The decline in the U.S. refugee admissions comes at a time when the number of refugees worldwide has reach the highest levels since WW 2 to 70.8 million. Around 80% of the world’s refugees have been living in exile for 5 years and around 1/5 of them for 20 years.  Violence, war, economic collapse, and climate change are the primary reasons that refugees flee their countries.

Many of the members of the House of Representatives don’t like this reduction.  They have introduced HR 2146, the Guaranteed Refugee Admissions Ceiling Enhancement (GRACE) Act to ensure that the U.S. would admit no fewer than 95,000 refugees each year.  Call your representative if you think the U.S. has a responsibility to welcome those in need.

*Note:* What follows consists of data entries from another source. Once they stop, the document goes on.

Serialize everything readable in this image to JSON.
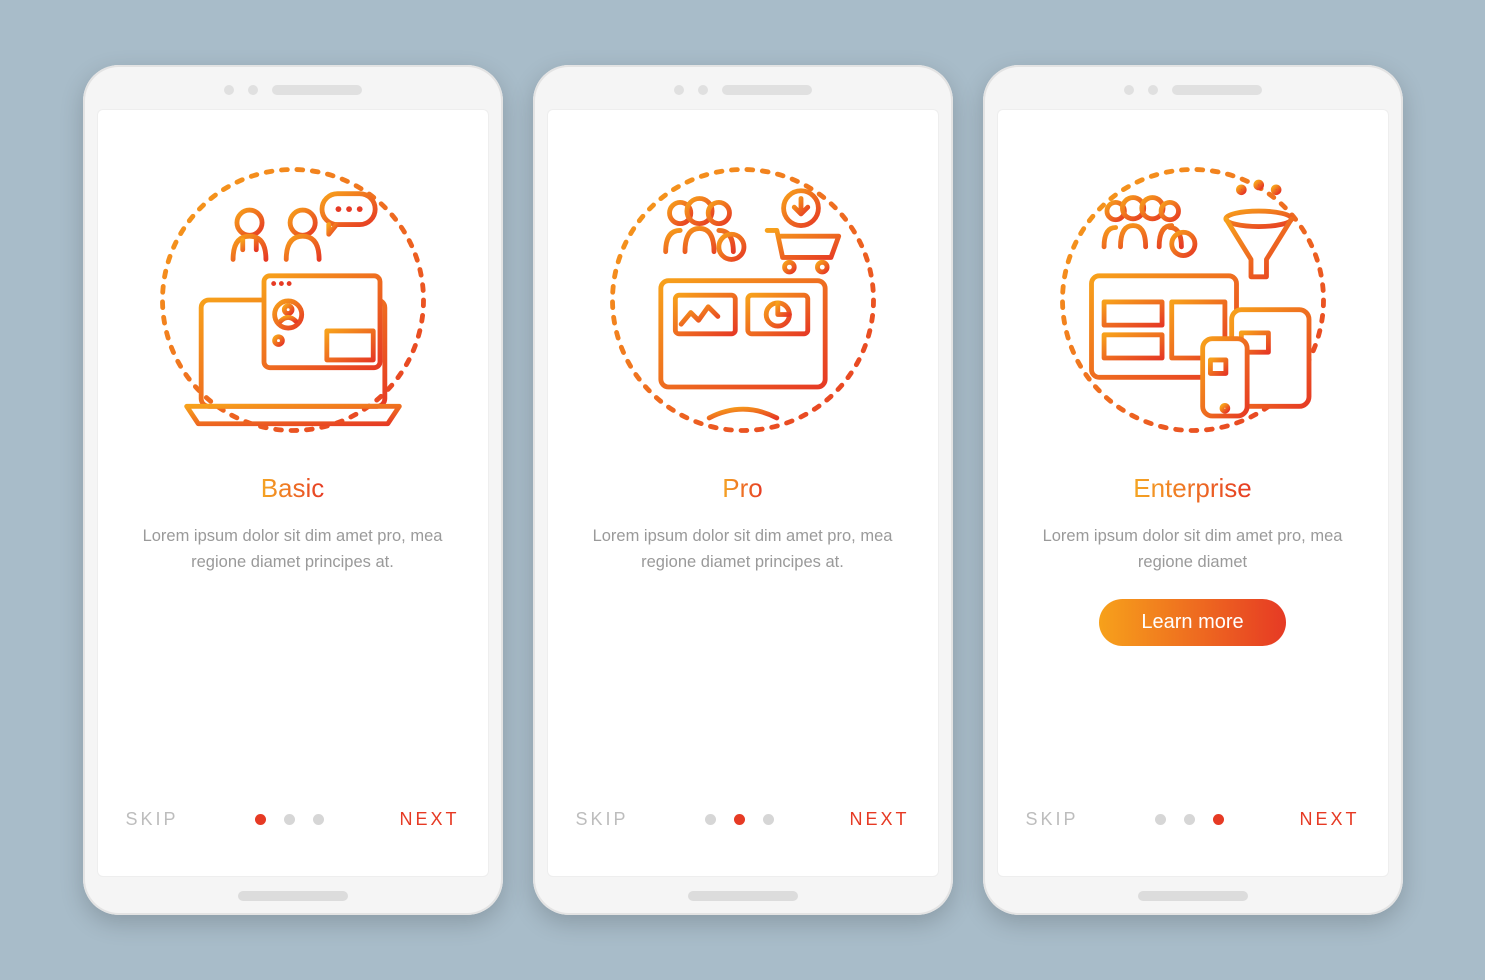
{
  "colors": {
    "accent_start": "#f7a11b",
    "accent_end": "#e63a24",
    "muted": "#bdbdbd",
    "desc": "#9a9a9a"
  },
  "screens": [
    {
      "title": "Basic",
      "description": "Lorem ipsum dolor sit dim amet pro, mea regione diamet principes at.",
      "skip_label": "SKIP",
      "next_label": "NEXT",
      "active_dot": 0,
      "illustration": "basic-illustration",
      "has_cta": false
    },
    {
      "title": "Pro",
      "description": "Lorem ipsum dolor sit dim amet pro, mea regione diamet principes at.",
      "skip_label": "SKIP",
      "next_label": "NEXT",
      "active_dot": 1,
      "illustration": "pro-illustration",
      "has_cta": false
    },
    {
      "title": "Enterprise",
      "description": "Lorem ipsum dolor sit dim amet pro, mea regione diamet",
      "skip_label": "SKIP",
      "next_label": "NEXT",
      "active_dot": 2,
      "illustration": "enterprise-illustration",
      "has_cta": true,
      "cta_label": "Learn more"
    }
  ],
  "dot_count": 3
}
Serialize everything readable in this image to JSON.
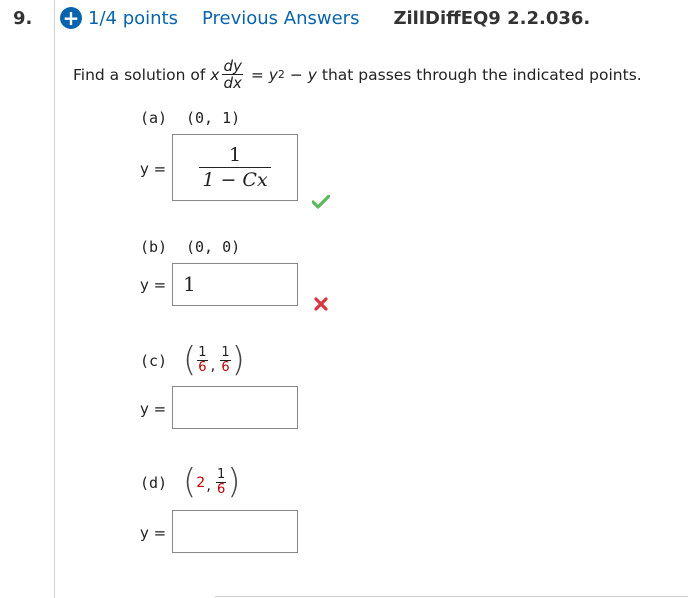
{
  "question": {
    "number": "9.",
    "points": "1/4 points",
    "previous_answers": "Previous Answers",
    "code": "ZillDiffEQ9 2.2.036."
  },
  "problem": {
    "prefix": "Find a solution of ",
    "x": "x",
    "dy": "dy",
    "dx": "dx",
    "eq": " = ",
    "y": "y",
    "exp": "2",
    "minus": " − ",
    "y2": "y",
    "suffix": " that passes through the indicated points."
  },
  "parts": [
    {
      "label": "(a)",
      "point": "(0, 1)",
      "y_label": "y =",
      "answer_num": "1",
      "answer_den": "1 − Cx",
      "status": "correct"
    },
    {
      "label": "(b)",
      "point": "(0, 0)",
      "y_label": "y =",
      "answer": "1",
      "status": "incorrect"
    },
    {
      "label": "(c)",
      "point_x_num": "1",
      "point_x_den": "6",
      "point_y_num": "1",
      "point_y_den": "6",
      "comma": ",",
      "y_label": "y =",
      "answer": ""
    },
    {
      "label": "(d)",
      "point_x": "2",
      "comma": ",",
      "point_y_num": "1",
      "point_y_den": "6",
      "y_label": "y =",
      "answer": ""
    }
  ],
  "colors": {
    "link": "#0a64ad",
    "correct": "#5cb85c",
    "incorrect": "#d9363e",
    "highlight": "#c00000"
  }
}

Posted in News, Peace & Justice Blog

4 responses to “Attack on Immigrants

  1. Many people are needed to help refugees settle in a new country, and the scope of this challenge is either seldom or never discussed. Without a long term commitment from people to help new comers, refugees tend to treat their women as they did in their former countries. This happens.
    Churches may provide some of this help, housing has to be found, help to navigate getting electric power, heat, water, and so on, has to be provided. This is not a cheap process, and a lot of up-front money has to be provided to get the whole process started.
    Perhaps it is fair to ask if we do the same for our own citizens when they are poor and needy and do not feel safe where they live.
    We need to look at the whole picture. Both groups have serious personal needs.

  2. Are we prepared to offer all of the services needed to bring in that many refuges each year? How much of our tax dollars has to go for efforts to assist refuges instead of assisting those already in this country? ?Where does the money come from to help them all? Practical questiona for which answers never seem to be available.

    1. Refugees have a higher employment rate than the U.S.-born population. Importantly, employed refugees do not remain in the same jobs more often than not, they move on to positions with higher earnings. Refugees have higher entrepreneurship rates than the U.S.-born population and the foreign-born population. In 2015, over 181,000 refugee entrepreneurs generated $4.6 billion in business income. These businesses provide jobs, goods, and services for thousands of Americans, both foreign and native-born. I think rather than worrying about assisting refugees, we should thank them for assisting us.

  3. Thank you, Barbara, for your message regarding refugees
    and immigrants. They so need our compassion, love, and
    care. I will make the calls you suggest and hopefully some good will happen for God’s anawin.

    Blessings on your ministry of Justice and keeping your sisters informed.